C2) Si c’est dans une Eglise hérétique ou même une religion différente, il faut en premier que le candidat renonce à ce baptême et rejette sa foi en disant avoir été trompé. Il subira une pénitence en rapport avec le niveau d’hérésie de son ancienne religion.
Il devra juste avant de recevoir le sacrement rappeler clairement et honnêtement qu’il renonce à ses anciennes croyances pour entrer pleinement et totalement dans l’amitié aristotélicienne. Dans le cas d’une reconversion la présence d’un parrain baptisé est obligatoire.

D) Etre inscrit aux registres du Vatican.

E) Le parrainage est hautement souhaité mais ce n'est pas une obligation, à part pour les reconversions. Toutefois la personne faisant office de parrain ou de marraine doit être baptisée et non sujet à interdictions.

Cause efficiente

Sont seuls habilités à célébrer un baptème, les prêtres ayant une charge de clerc ainsi que les diacres et assimilés.
Si leur charge ne permet pas d'enregistrer le baptème eux même, ils devront le faire faire enregistrer au registre. C’est dans ce cas le clerc qui enregistre le baptême qui est considéré comme responsable de celui-ci

Dans le cas du baptême de nobles ou de personnages importants, le clerc responsable peut demander à son évêque ou un cardinal de diriger la cérémonie.

La cause formelle

La cérémonie doit correspondre au dogme du baptême (voir baptême dans le dogme) et remplir au minimum les conditions suivantes :

- respecter la cause matérielle
- respecter la cause efficiente
- le croyant doit faire vœu de respecter le dogme et le droit canon de l’Eglise, il doit reconnaître le Credo aristotélicien comme sien.
- Il doit avoir explicitement demandé à être baptisé lors de la cérémonie
Il doit avoir été aspergé d'eau bénite, accompagné des paroles rituelles.

Il peut être accompagné d’un parrain ou d’une marraine, qui sont les garants du respect de la cause formelle, mais ils doivent être baptisés.

La cause finale

Le baptême correspond à une accession au monde des Idées et à la société des fidèles, permet la communion avec les Saints. Il permet de recevoir les sacrements du mariage ou de l’ordination, il permet de recevoir l’absolution après confession et il permet de recevoir des funérailles aristotéliciennes et d’être inhumé en terre consacrée.

Le Mariage


la cause matérielle = deux fidèles de sexes opposés.
la cause efficiente = tous les clercs peuvent s'occuper du mariage.
la cause formelle = la messe et l’échange de vœux et des alliances.
la cause finale = union devant Dieu dans le but de fonder une famille.

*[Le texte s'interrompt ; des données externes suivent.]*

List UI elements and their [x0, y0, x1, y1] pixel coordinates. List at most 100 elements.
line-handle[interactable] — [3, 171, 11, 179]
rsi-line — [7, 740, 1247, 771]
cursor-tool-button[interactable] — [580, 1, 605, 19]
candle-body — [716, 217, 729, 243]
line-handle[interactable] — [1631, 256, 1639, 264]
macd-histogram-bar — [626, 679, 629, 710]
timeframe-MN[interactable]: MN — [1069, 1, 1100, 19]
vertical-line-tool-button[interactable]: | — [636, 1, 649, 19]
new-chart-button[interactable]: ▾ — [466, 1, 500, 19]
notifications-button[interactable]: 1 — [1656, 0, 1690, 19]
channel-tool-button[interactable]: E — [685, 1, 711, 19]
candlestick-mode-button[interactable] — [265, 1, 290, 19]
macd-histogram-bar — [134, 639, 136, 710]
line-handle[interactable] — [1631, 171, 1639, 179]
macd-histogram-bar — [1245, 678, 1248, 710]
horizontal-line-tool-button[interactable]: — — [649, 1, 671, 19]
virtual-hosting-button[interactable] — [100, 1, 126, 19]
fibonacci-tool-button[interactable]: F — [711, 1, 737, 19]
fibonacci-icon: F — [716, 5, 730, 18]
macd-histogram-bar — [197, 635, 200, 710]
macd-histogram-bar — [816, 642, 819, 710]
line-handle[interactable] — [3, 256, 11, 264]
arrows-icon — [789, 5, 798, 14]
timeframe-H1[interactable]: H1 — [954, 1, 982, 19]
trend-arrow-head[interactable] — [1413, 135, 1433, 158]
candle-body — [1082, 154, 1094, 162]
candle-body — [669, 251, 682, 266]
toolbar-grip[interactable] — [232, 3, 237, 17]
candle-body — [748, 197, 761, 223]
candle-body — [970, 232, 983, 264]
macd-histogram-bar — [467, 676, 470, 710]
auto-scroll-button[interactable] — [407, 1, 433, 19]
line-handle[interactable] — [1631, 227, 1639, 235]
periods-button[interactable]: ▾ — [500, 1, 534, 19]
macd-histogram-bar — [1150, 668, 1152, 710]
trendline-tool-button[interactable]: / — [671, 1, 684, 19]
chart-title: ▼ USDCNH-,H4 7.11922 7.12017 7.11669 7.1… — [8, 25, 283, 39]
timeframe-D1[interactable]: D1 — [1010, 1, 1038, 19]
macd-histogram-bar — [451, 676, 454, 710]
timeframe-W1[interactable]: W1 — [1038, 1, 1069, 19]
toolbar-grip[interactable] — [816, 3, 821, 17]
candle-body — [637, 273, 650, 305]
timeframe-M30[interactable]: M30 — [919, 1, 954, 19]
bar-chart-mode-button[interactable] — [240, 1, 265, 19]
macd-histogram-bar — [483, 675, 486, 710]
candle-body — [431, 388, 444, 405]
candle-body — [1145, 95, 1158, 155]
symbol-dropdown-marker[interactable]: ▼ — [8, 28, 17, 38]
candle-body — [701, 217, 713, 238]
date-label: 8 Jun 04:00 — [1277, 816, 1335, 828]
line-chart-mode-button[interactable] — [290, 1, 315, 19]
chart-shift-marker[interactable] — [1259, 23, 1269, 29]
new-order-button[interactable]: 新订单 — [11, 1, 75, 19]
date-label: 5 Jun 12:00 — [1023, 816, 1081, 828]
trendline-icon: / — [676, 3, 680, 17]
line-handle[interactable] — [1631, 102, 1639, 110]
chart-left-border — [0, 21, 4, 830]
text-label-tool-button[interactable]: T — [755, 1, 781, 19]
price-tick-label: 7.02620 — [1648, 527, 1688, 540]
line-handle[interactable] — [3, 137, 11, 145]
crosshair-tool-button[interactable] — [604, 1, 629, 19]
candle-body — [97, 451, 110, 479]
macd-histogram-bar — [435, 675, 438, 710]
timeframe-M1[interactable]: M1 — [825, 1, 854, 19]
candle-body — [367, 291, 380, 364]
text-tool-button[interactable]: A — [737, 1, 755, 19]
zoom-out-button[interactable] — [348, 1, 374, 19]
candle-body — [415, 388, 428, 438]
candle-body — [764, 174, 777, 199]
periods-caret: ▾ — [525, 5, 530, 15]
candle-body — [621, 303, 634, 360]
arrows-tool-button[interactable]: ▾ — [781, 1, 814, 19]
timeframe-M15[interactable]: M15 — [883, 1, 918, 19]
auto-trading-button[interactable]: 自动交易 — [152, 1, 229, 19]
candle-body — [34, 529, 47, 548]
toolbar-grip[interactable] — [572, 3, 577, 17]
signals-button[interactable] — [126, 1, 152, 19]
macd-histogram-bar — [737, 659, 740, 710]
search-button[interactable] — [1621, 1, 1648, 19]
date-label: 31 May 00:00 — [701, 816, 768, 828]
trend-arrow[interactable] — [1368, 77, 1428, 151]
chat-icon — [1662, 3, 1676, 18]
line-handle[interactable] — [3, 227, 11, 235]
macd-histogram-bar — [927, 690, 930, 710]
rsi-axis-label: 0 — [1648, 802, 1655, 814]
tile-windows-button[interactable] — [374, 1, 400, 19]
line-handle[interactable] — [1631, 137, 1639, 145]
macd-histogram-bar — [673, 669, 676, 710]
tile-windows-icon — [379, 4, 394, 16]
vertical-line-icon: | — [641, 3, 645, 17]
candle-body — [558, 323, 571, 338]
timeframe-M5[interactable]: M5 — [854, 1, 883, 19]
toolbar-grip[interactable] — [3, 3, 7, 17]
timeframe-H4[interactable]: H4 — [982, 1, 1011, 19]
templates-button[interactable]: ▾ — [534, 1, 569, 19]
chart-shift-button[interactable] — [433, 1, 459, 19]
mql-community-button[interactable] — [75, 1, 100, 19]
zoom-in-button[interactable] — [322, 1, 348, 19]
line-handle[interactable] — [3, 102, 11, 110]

Ce texte sera effectif, sans effet rétroactif, à partir du lundi de Pâques 9 avril 1455. (il peut être appliqué dés publication dans le diocèse)


Cause matérielle

- le couple doit être formé de deux fidèles non soumis à interdiction et faire leur demande de fiançailles en publiant les bans au minimum 15 jours avant la date du mariage.

Les bans doivent être publiés par les deux parties, dans l’église de la paroisse de résidence des fiancés. Cette publication doit se faire à la paroisse des deux parties, ou de chacune d’elles si elles n’ont pas le même domicile. Les publications des bans énoncent les noms et prénoms, les professions, le domicile des futurs conjoints et le lieu où se déroulera le mariage. Le clerc qui célébrera le mariage doit être prévenu et bénira le couple lors de l'annonce en déclarant que la période de fiançailles est officielle.

Il est à noter qu'en cas de remariage, il faut vérifier que l'annulation du précédent mariage est valide et permet le remariage.
Il faut également qu'un délais raisonnable ( 1 à 3 mois ), entre la séparation effective et le remariage.

- Le clerc qui prépare le sacrement doit veiller à ce que les point suivant soit vérifié :

1) que les deux demandeurs ont rempli les conditions de publication des bans et sont donc officiellement fiancés. Si le couple est déjà fécond le mariage pourra être avancé pour se faire avant la naissance.

2) Que les fiancés sont de fidèles aristotéliciens et que leurs fiches ainsi que leurs certificats de baptême sont à jour aux registres de Rome avant la cérémonie.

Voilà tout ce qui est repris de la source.